From a pharmacological viewpoint, for a long time the pharmacist only had to be familiar with four orally-administered compounds and various beef- or pork-derived insulins. Even though there are just two additional oral agents available, and human insulin has been added to the various types of insulin preparations, there is new and important data concerning the appropriate use of the oral agents and insulins, and there are differences between the available drugs which have an impact on diabetic control.
Diabetes mellitus is a disease mainly characterized by increased glucose plasma levels, and diagnosed by a fasting hyperglycemia (plasma glucose level greater than 140 mg/100 ml) or by plasma glucose levels remaining above defined limits (greater than 200 mg/100 ml) over a specified time period during oral glucose tolerance testing (OGTT). Use of the OGTT has declined during the past few years for a number of reasons. The test is only diagnostic if the patient exhibits symptoms of diabetes and gives an indication for diagnostic testing (family history, obesity, etc.), but the fasting plasma glucose level is less than 140 mg/100 ml. Results of the OGTT can, at times, be misinterpreted; strict methodology adherence by testing personnel as well as the patient is important.
In addition to abnormal carbohydrate (glucose) metabolism, diabetes can result in modifications in protein (increased catabolism in muscle) and fat (increased release of free fatty acids from adipose tissue) metabolism.
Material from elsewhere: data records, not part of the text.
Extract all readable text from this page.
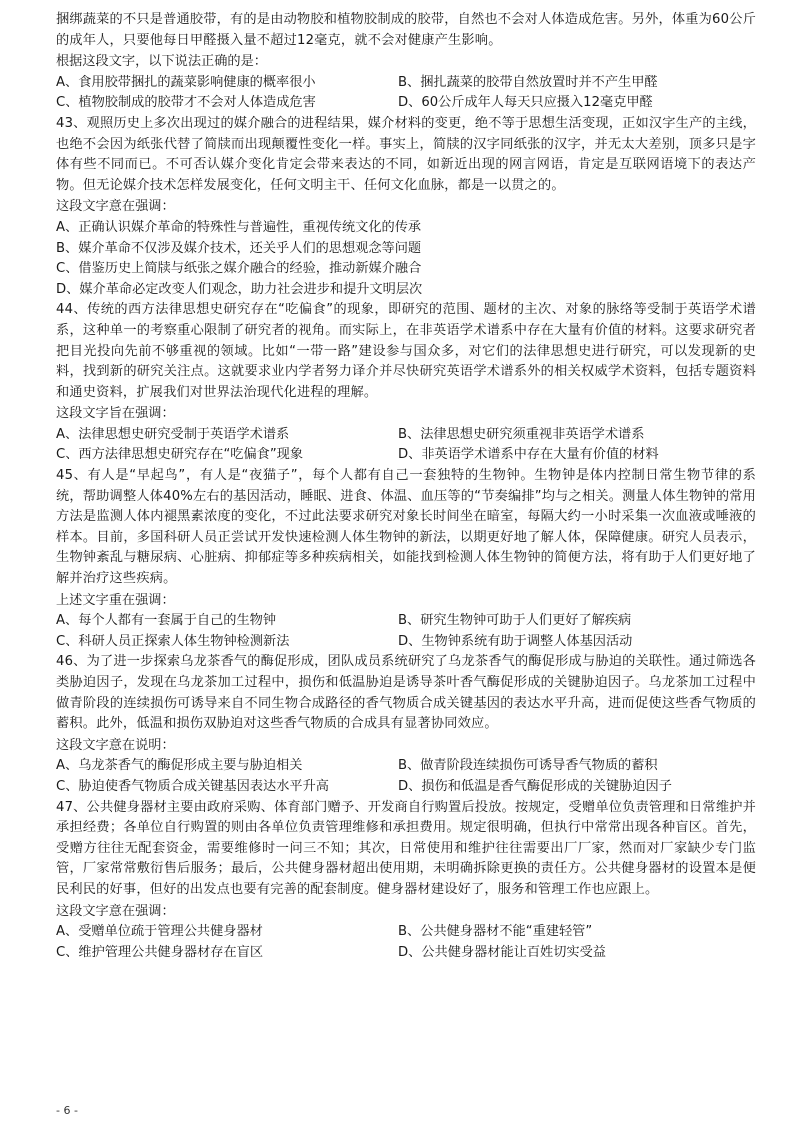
捆绑蔬菜的不只是普通胶带，有的是由动物胶和植物胶制成的胶带，自然也不会对人体造成危害。另外，体重为60公斤的成年人，只要他每日甲醛摄入量不超过12毫克，就不会对健康产生影响。

根据这段文字，以下说法正确的是：

A、食用胶带捆扎的蔬菜影响健康的概率很小	B、捆扎蔬菜的胶带自然放置时并不产生甲醛
C、植物胶制成的胶带才不会对人体造成危害	D、60公斤成年人每天只应摄入12毫克甲醛

43、观照历史上多次出现过的媒介融合的进程结果，媒介材料的变更，绝不等于思想生活变现，正如汉字生产的主线，也绝不会因为纸张代替了简牍而出现颠覆性变化一样。事实上，简牍的汉字同纸张的汉字，并无太大差别，顶多只是字体有些不同而已。不可否认媒介变化肯定会带来表达的不同，如新近出现的网言网语，肯定是互联网语境下的表达产物。但无论媒介技术怎样发展变化，任何文明主干、任何文化血脉，都是一以贯之的。

这段文字意在强调：

A、正确认识媒介革命的特殊性与普遍性，重视传统文化的传承
B、媒介革命不仅涉及媒介技术，还关乎人们的思想观念等问题
C、借鉴历史上简牍与纸张之媒介融合的经验，推动新媒介融合
D、媒介革命必定改变人们观念，助力社会进步和提升文明层次

44、传统的西方法律思想史研究存在“吃偏食”的现象，即研究的范围、题材的主次、对象的脉络等受制于英语学术谱系，这种单一的考察重心限制了研究者的视角。而实际上，在非英语学术谱系中存在大量有价值的材料。这要求研究者把目光投向先前不够重视的领域。比如“一带一路”建设参与国众多，对它们的法律思想史进行研究，可以发现新的史料，找到新的研究关注点。这就要求业内学者努力译介并尽快研究英语学术谱系外的相关权威学术资料，包括专题资料和通史资料，扩展我们对世界法治现代化进程的理解。

这段文字旨在强调：

A、法律思想史研究受制于英语学术谱系	B、法律思想史研究须重视非英语学术谱系
C、西方法律思想史研究存在“吃偏食”现象	D、非英语学术谱系中存在大量有价值的材料

45、有人是“早起鸟”，有人是“夜猫子”，每个人都有自己一套独特的生物钟。生物钟是体内控制日常生物节律的系统，帮助调整人体40%左右的基因活动，睡眠、进食、体温、血压等的“节奏编排”均与之相关。测量人体生物钟的常用方法是监测人体内褪黑素浓度的变化，不过此法要求研究对象长时间坐在暗室，每隔大约一小时采集一次血液或唾液的样本。目前，多国科研人员正尝试开发快速检测人体生物钟的新法，以期更好地了解人体，保障健康。研究人员表示，生物钟紊乱与糖尿病、心脏病、抑郁症等多种疾病相关，如能找到检测人体生物钟的简便方法，将有助于人们更好地了解并治疗这些疾病。

上述文字重在强调：

A、每个人都有一套属于自己的生物钟	B、研究生物钟可助于人们更好了解疾病
C、科研人员正探索人体生物钟检测新法	D、生物钟系统有助于调整人体基因活动

46、为了进一步探索乌龙茶香气的酶促形成，团队成员系统研究了乌龙茶香气的酶促形成与胁迫的关联性。通过筛选各类胁迫因子，发现在乌龙茶加工过程中，损伤和低温胁迫是诱导茶叶香气酶促形成的关键胁迫因子。乌龙茶加工过程中做青阶段的连续损伤可诱导来自不同生物合成路径的香气物质合成关键基因的表达水平升高，进而促使这些香气物质的蓄积。此外，低温和损伤双胁迫对这些香气物质的合成具有显著协同效应。

这段文字意在说明：

A、乌龙茶香气的酶促形成主要与胁迫相关	B、做青阶段连续损伤可诱导香气物质的蓄积
C、胁迫使香气物质合成关键基因表达水平升高	D、损伤和低温是香气酶促形成的关键胁迫因子

47、公共健身器材主要由政府采购、体育部门赠予、开发商自行购置后投放。按规定，受赠单位负责管理和日常维护并承担经费；各单位自行购置的则由各单位负责管理维修和承担费用。规定很明确，但执行中常常出现各种盲区。首先，受赠方往往无配套资金，需要维修时一问三不知；其次，日常使用和维护往往需要出厂厂家，然而对厂家缺少专门监管，厂家常常敷衍售后服务；最后，公共健身器材超出使用期，未明确拆除更换的责任方。公共健身器材的设置本是便民利民的好事，但好的出发点也要有完善的配套制度。健身器材建设好了，服务和管理工作也应跟上。

这段文字意在强调：

A、受赠单位疏于管理公共健身器材	B、公共健身器材不能“重建轻管”
C、维护管理公共健身器材存在盲区	D、公共健身器材能让百姓切实受益
- 6 -
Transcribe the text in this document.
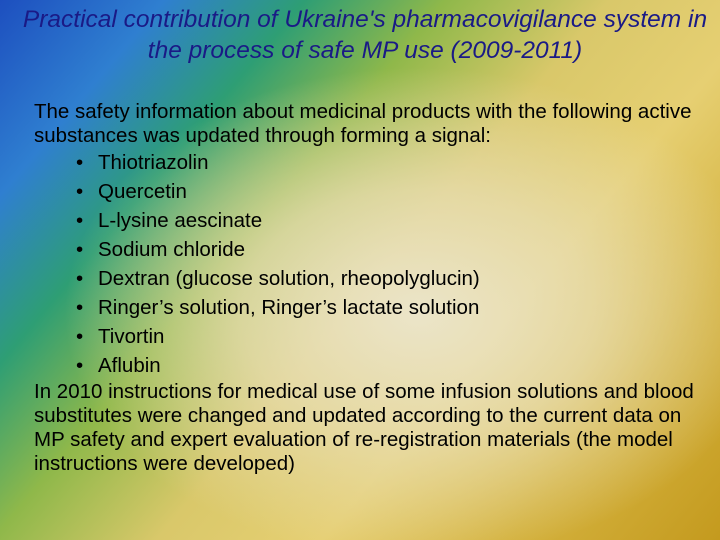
Practical contribution of Ukraine's pharmacovigilance system in the process of safe MP use (2009-2011)

The safety information about medicinal products with the following active substances was updated through forming a signal:

• Thiotriazolin
• Quercetin
• L-lysine aescinate
• Sodium chloride
• Dextran (glucose solution, rheopolyglucin)
• Ringer’s solution, Ringer’s lactate solution
• Tivortin
• Aflubin

In 2010 instructions for medical use of some infusion solutions and blood substitutes were changed and updated according to the current data on MP safety and expert evaluation of re-registration materials (the model instructions were developed)
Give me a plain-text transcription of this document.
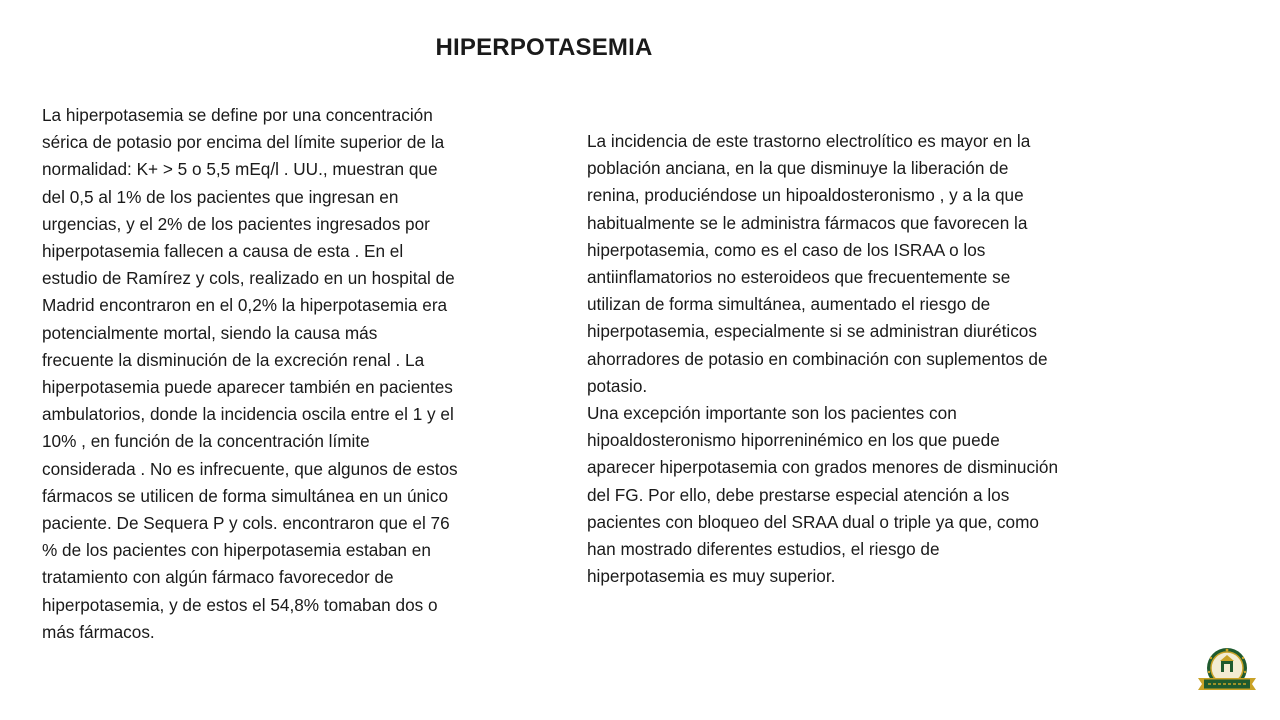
HIPERPOTASEMIA

La hiperpotasemia se define por una concentración
sérica de potasio por encima del límite superior de la
normalidad: K+ > 5 o 5,5 mEq/l . UU., muestran que
del 0,5 al 1% de los pacientes que ingresan en
urgencias, y el 2% de los pacientes ingresados por
hiperpotasemia fallecen a causa de esta . En el
estudio de Ramírez y cols, realizado en un hospital de
Madrid encontraron en el 0,2% la hiperpotasemia era
potencialmente mortal, siendo la causa más
frecuente la disminución de la excreción renal . La
hiperpotasemia puede aparecer también en pacientes
ambulatorios, donde la incidencia oscila entre el 1 y el
10% , en función de la concentración límite
considerada . No es infrecuente, que algunos de estos
fármacos se utilicen de forma simultánea en un único
paciente. De Sequera P y cols. encontraron que el 76
% de los pacientes con hiperpotasemia estaban en
tratamiento con algún fármaco favorecedor de
hiperpotasemia, y de estos el 54,8% tomaban dos o
más fármacos.

La incidencia de este trastorno electrolítico es mayor en la
población anciana, en la que disminuye la liberación de
renina, produciéndose un hipoaldosteronismo , y a la que
habitualmente se le administra fármacos que favorecen la
hiperpotasemia, como es el caso de los ISRAA o los
antiinflamatorios no esteroideos que frecuentemente se
utilizan de forma simultánea, aumentado el riesgo de
hiperpotasemia, especialmente si se administran diuréticos
ahorradores de potasio en combinación con suplementos de
potasio.
Una excepción importante son los pacientes con
hipoaldosteronismo hiporreninémico en los que puede
aparecer hiperpotasemia con grados menores de disminución
del FG. Por ello, debe prestarse especial atención a los
pacientes con bloqueo del SRAA dual o triple ya que, como
han mostrado diferentes estudios, el riesgo de
hiperpotasemia es muy superior.
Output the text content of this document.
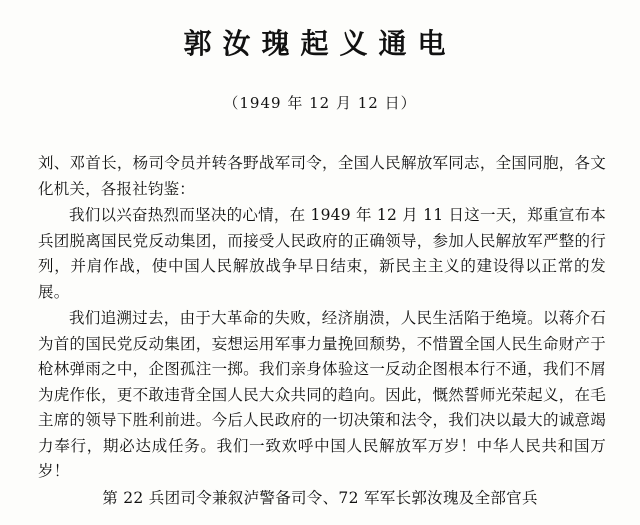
郭汝瑰起义通电
（1949 年 12 月 12 日）
刘、邓首长，杨司令员并转各野战军司令，全国人民解放军同志，全国同胞，各文化机关，各报社钧鉴：
我们以兴奋热烈而坚决的心情，在 1949 年 12 月 11 日这一天，郑重宣布本兵团脱离国民党反动集团，而接受人民政府的正确领导，参加人民解放军严整的行列，并肩作战，使中国人民解放战争早日结束，新民主主义的建设得以正常的发展。
我们追溯过去，由于大革命的失败，经济崩溃，人民生活陷于绝境。以蒋介石为首的国民党反动集团，妄想运用军事力量挽回颓势，不惜置全国人民生命财产于枪林弹雨之中，企图孤注一掷。我们亲身体验这一反动企图根本行不通，我们不屑为虎作伥，更不敢违背全国人民大众共同的趋向。因此，慨然誓师光荣起义，在毛主席的领导下胜利前进。今后人民政府的一切决策和法令，我们决以最大的诚意竭力奉行，期必达成任务。我们一致欢呼中国人民解放军万岁！中华人民共和国万岁！
第 22 兵团司令兼叙泸警备司令、72 军军长郭汝瑰及全部官兵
Insulin (the hormone released from the beta cells of the Islets of Langerhans in the pancreas) primarily controls the relationship between the carbohydrate, fat and protein metabolisms. Insulin increases glucose uptake and utilization by insulin-dependent tissues, i.e., tissues which require insulin for glucose transport across the cell membrane. The two main insulin-dependent tissues are adipose and muscle tissues. Insulin also regulates glucose uptake into the liver and increases its storage as glycogen; in addition, the hormone suppresses the overproduction of glucose by the liver. The effects of insulin require the presence of functioning insulin receptors on cell membranes of these peripheral tissues. If either the insulin receptors themselves or post-receptor events within the cell are abnormal, conditions of hyperglycemia and diabetes can result.
Diabetes mellitus
Diabetes mellitus exists in two forms, an insulin-dependent form (IDDM; Type I) representing 10 percent of the diabetics in the United States, and a noninsulin-dependent form (NIDDM; Type II), existing in the remaining 90 percent of diabetics.
As the name implies, the former requires treatment with insulin to sustain life and to prevent ketoacidosis, while the latter can effectively be treated with oral sulfonylureas but may require insulin to provide adequate glucose control. In most cases, the Type I diabetic is thin, diagnosed as diabetic while under 25 years old, and tests positive for ketones in the urine as well as exhibiting hyperglycemia. This patient lacks insulin production by the pancreas.
The Type II diabetic, on the other hand, is usually obese, diagnosed while over 30 years of age, and not prone to ketoacidosis except under periods of extreme stress. Type II diabetics are often divided into obese and non-obese patients; however, only 10 percent are non-obese. While the NIDDM patient may possess normal, high or low blood levels of insulin, insulin resistance (decreased tissue sensitivity or responsiveness to insulin) is always present. The classic symptoms of diabetes are associated with the Type I diabetic and include polydipsia (excessive thirst), polyuria (increased urination), polyphagia (increased hunger), and weight loss. Type II diabetics may not exhibit these symptoms at the time of diagnosis of the disorder.